The Honda Fit, Toyota Yaris, Ford Fiesta, and Chevrolet Sonic are gone. Tiny crossovers have largely replaced subcompact cars at the entry-level end of automakers’ lineups. Used-car prices are skyrocketing, leaving buyers with fewer and fewer options for a decent set of budget wheels. Last time we checked, only a handful of new models on sale today carried starting prices below $20,000. But the Kia Rio remains, and the world is better for it.
Now in its fourth generation, Kia’s tiny sedan and hatchback are simple, well-executed compact cars without any sort of pretense. Although the Rio received a freshening for 2021, this is hardly a car you buy for its stylish presence on the road. The optional eight-spoke wheels measure just 15 inches in diameter, and the bright shade of blue on our test Rio S hatchback is cheekily called Sporty Blue.
But how much flair can you really expect for an all-in, fully loaded as-tested price of just $20,200? That includes the optional $1800 Technology package, which brings more features than you’d expect on such a basic vehicle—an 8.0-inch touchscreen with wireless Apple CarPlay and Android auto functions, LED headlights, automatic climate control, proximity-key entry, and pushbutton start.
The Rio also drives with a sense of sophistication that belies its price. Its ride is compliant and well damped, its steering is nicely weighted, and the engine is impressively quiet and smooth at idle and when puttering around town. Things do get noisier at highway speeds as the 120-hp, 1.6-liter inline-four works hard to accelerate the 2893-pound Rio whenever you need to merge or pass.
The 2021 Rio has a different powertrain than the last Rio we tested, a 2018 model. For the 2020 model year, Kia swapped in a newer version of the 1.6-liter engine with less power and torque—down 10 horsepower and 7 pound-feet—but better fuel-efficiency estimates, with the EPA combined number rising from 32 mpg to 36 mpg. We averaged 32 mpg overall. The Rio also exchanged the previous car’s six-speed automatic transmission for a continuously variable automatic.
We didn’t measure much of a difference at the test track. The 2021 Rio was 0.1 second slower to 60 mph than the 2018 model, at 8.6 seconds, and a few tenths slower through the quarter-mile. Those aren’t impressive numbers, but they’re about on par with many small crossovers, hardly earth scorchers in their own right.
Measuring just 160.0 inches long, the Rio’s hatchback body is more practical than the sedan’s but still can’t be considered spacious. It’s far less space-efficient inside than the dearly departed Honda Fit, with a cramped rear seat and a small cargo area. We fit only four carry-on suitcases in the Rio with the seats up and 15 cases with the seats folded, compared with seven cases and 20 cases for the taller, boxier Kia Soul.
In fact, it’s not difficult to make the argument for choosing the roomier, more stylish Soul—which has a starting price of $20,365—over this particular Rio as equipped.

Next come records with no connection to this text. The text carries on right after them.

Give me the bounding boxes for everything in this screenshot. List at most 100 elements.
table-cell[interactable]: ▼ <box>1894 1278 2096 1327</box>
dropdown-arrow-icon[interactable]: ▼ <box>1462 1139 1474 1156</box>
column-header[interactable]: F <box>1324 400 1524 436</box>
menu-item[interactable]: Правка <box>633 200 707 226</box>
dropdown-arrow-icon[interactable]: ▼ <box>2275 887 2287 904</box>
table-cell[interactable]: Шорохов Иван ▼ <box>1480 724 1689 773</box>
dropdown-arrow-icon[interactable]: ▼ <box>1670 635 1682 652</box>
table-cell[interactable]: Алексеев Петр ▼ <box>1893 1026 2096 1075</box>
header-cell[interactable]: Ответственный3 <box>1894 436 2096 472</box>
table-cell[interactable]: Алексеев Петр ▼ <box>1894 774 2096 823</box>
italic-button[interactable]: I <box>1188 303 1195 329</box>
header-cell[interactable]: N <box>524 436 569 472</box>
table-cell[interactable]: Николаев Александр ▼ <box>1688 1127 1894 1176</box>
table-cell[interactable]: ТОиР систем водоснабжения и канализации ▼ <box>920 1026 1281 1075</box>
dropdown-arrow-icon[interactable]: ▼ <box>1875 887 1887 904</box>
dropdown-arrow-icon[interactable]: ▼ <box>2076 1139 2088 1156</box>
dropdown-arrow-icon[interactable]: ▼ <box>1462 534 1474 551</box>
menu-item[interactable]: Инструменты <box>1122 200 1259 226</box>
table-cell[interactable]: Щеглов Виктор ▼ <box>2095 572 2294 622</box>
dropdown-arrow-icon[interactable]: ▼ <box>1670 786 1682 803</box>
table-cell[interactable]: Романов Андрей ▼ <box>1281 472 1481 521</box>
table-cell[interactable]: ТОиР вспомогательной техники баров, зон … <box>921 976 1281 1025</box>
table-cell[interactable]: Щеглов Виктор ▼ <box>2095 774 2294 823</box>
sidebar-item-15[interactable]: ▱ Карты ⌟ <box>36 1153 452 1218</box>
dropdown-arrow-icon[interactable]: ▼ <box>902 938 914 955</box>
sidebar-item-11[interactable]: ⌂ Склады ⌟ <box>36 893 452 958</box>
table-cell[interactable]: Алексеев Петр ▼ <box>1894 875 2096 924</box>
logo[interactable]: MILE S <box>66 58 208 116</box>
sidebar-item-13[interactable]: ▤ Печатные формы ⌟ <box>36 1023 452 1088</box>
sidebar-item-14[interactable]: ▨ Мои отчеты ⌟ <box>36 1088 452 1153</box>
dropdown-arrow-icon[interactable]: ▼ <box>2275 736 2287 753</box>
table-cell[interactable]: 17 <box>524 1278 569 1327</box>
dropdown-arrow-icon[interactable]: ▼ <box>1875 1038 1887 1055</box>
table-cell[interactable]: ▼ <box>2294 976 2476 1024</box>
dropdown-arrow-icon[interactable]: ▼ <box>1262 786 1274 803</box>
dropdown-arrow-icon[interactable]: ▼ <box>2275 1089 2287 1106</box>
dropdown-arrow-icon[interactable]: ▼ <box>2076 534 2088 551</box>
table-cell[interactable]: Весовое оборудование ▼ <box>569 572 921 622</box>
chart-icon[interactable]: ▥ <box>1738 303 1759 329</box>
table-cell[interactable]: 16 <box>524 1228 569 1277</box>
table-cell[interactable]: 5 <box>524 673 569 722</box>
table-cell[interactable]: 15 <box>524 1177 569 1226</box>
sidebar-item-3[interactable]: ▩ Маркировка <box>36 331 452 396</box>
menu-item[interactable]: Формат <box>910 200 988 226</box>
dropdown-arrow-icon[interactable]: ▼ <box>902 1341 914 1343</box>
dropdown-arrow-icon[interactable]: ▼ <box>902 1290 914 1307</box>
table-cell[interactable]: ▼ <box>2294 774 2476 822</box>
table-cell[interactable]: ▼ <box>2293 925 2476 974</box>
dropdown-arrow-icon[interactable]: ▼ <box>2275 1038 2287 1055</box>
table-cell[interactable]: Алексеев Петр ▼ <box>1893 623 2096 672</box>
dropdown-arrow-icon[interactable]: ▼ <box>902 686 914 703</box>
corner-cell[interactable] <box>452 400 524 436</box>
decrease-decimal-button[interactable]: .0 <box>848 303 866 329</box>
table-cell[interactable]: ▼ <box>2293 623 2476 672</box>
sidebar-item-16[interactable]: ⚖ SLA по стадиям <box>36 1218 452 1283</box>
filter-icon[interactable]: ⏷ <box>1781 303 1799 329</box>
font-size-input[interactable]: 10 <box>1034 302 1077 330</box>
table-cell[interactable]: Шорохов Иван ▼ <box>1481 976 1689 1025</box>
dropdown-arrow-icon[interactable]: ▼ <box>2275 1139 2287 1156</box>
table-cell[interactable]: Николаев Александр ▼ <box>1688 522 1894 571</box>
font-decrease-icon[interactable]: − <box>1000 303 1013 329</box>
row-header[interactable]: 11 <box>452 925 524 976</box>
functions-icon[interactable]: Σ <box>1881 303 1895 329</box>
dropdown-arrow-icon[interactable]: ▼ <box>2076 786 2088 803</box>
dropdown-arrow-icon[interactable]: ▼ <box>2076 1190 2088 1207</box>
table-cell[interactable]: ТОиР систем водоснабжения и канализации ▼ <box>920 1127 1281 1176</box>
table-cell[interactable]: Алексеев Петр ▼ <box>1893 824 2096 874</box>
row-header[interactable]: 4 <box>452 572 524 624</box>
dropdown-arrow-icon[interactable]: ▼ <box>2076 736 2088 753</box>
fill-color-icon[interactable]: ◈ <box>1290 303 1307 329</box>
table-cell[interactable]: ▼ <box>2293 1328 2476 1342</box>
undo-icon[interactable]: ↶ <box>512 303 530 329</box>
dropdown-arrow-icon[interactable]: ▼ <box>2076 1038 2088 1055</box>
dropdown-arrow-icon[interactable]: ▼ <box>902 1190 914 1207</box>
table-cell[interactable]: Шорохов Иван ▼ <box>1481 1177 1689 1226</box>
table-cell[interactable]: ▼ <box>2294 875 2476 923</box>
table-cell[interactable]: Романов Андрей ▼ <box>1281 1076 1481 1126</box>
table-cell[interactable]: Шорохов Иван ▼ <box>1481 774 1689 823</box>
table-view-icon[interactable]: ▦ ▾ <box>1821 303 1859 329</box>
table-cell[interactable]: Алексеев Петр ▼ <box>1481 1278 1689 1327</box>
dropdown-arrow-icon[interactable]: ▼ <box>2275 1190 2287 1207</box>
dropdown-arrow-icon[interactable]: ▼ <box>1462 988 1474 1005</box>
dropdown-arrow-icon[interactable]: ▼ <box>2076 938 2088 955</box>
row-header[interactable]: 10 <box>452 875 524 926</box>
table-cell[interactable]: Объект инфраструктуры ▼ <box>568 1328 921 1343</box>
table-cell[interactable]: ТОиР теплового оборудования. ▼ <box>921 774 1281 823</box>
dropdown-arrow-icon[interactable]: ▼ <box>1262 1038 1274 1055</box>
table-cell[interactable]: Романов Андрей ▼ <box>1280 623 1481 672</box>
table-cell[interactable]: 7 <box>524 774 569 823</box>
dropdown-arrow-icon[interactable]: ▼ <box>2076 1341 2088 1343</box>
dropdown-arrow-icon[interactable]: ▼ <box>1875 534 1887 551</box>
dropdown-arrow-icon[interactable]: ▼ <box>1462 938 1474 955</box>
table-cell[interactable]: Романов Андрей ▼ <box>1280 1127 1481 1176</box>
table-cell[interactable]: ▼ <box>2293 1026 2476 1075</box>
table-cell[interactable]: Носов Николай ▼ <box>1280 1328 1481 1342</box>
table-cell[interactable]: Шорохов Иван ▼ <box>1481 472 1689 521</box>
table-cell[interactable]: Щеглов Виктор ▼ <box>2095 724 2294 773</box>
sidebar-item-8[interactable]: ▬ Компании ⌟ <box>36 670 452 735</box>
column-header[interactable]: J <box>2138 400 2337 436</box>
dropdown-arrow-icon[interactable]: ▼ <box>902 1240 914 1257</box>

But if you can forgo the niceties of the Rio’s Technology package, you end up with a car costing right around $18,000. For that kind of money, this hatchback offers a surprising amount of refinement, impressive efficiency, and a decent number of standard features. If you’re tight on cash but want a new car, the Rio is a solid option—and one of a dwindling number of true budget-friendly choices left on the market.